Dr Hawass justifies both his extensive shopping list and the ever-stricter controls and restrictions placed on foreign archaeologists in Egypt like this: “We are the descendants of the pharaohs. If you look at the faces of the people of Upper Egypt, the relationship between modern and ancient Egypt is very clear.” Frankly, this is nonsense. The stone derives from the Hellenistic era. At the time it was found, Egypt was part of the Ottoman Empire and Egyptian historians were more interested in Islamic history. That’s why the Rosetta Stone was being used as building material.

Egyptology (and Egyptophilia) were western European inventions. The fame of the Rosetta Stone owes far more to the Enlightenment than 19th-century Egypt. Without it, the stone would be no more than a curiosity.

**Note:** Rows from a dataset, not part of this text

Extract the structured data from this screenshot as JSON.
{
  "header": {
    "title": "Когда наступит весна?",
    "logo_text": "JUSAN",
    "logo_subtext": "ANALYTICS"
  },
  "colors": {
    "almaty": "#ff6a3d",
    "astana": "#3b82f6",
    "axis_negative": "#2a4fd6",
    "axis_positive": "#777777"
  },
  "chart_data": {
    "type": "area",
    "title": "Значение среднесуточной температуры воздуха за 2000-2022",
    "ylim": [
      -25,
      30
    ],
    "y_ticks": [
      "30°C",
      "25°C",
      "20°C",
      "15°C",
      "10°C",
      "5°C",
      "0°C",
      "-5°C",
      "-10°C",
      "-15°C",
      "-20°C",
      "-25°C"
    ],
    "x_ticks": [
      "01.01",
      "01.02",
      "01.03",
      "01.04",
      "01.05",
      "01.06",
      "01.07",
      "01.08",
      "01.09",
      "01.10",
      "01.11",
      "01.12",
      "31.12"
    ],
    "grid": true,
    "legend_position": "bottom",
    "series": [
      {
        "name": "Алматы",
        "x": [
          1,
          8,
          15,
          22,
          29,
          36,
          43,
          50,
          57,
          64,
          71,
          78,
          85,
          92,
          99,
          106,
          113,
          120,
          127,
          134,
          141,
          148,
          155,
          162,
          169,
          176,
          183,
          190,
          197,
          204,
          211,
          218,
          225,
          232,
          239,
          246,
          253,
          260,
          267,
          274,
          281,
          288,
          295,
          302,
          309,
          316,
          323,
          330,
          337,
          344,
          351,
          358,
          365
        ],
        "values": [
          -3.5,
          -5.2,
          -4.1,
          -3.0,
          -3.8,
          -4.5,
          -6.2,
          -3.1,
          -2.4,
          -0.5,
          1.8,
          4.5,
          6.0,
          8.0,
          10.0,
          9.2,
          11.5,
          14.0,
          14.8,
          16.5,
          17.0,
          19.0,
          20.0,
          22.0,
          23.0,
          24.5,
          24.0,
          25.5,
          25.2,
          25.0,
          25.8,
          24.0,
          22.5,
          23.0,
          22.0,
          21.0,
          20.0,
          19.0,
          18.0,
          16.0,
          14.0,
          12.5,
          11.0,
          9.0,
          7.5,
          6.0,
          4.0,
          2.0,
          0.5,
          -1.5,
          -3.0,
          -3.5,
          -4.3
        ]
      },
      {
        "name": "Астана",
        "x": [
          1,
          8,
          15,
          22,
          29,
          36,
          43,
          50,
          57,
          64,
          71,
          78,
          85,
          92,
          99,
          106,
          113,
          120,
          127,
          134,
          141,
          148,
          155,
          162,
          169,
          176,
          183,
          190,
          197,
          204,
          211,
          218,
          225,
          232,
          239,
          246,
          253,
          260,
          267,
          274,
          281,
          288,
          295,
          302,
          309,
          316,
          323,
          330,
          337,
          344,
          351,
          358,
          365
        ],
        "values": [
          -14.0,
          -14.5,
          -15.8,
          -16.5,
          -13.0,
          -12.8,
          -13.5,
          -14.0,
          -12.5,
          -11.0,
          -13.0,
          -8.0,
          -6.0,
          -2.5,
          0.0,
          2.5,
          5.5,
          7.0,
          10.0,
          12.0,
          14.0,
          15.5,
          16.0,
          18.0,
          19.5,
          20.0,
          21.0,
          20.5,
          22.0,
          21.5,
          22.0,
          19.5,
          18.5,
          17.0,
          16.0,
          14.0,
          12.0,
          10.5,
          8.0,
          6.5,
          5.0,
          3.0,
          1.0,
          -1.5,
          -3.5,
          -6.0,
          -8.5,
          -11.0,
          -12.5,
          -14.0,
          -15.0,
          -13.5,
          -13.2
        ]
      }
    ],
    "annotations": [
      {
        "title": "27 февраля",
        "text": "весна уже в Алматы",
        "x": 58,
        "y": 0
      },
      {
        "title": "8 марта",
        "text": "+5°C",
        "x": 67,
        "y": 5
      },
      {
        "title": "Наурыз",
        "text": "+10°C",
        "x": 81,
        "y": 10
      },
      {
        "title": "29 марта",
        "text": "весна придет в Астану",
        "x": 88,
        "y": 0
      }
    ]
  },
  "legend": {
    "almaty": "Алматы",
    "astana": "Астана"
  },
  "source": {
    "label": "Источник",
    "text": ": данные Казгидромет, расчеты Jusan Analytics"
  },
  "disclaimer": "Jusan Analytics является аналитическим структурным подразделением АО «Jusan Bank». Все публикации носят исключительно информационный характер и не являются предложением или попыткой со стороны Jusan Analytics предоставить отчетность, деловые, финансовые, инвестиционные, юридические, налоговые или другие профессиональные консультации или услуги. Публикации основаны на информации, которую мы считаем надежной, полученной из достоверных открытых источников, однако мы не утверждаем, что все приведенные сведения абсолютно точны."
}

As Dr James Cuno puts it in his book Who Owns Antiquity?, without western discovery and study of artefacts such as the Rosetta Stone, “Egyptology would not exist and Egyptians would not know to claim it as theirs”. So, if anyone is guilty of cultural imperialism in this argument, it is Dr Hawass.

As in so many of these cases – the Elgin Marbles is another example – the current rulers of these countries have little in common with the creators of the objects they claim to own. Besides, it assumes a very fixed, false notion of culture, a 1066 and All That version of history in which one thing comes after another.

The reality is a continual process of migration, amalgamation and disintegration. It’s understandable that Greece, Italy and Egypt don’t want all and sundry despoiling their archaeological sites, which is why the 1970 UN agreement making newly unearthed artefacts the property of their country of origin was necessary.

Where objects such as the Sioux ghost shirt, once displayed in Kelvingrove, have a huge emotional significance, repatriation is simply the decent thing to do.

But it’s quite wrong to translate that as meaning that a country has sole rights to investigate its past and hoard its treasures. The notion that Egyptians understand their own past in a way others cannot is completely spurious. In fact, if there was ever an instance of an object that belongs to the world, rather than a country, the Rosetta Stone is it.

As Richard Parkinson, assistant keeper of Egyptian Antiquities at the British Museum, puts it: “It has turned from the booty of conflict into a symbol of cross-cultural understanding.” As Alan Price and Georgie Fame might have sung: “Rosetta, you are better where you are.”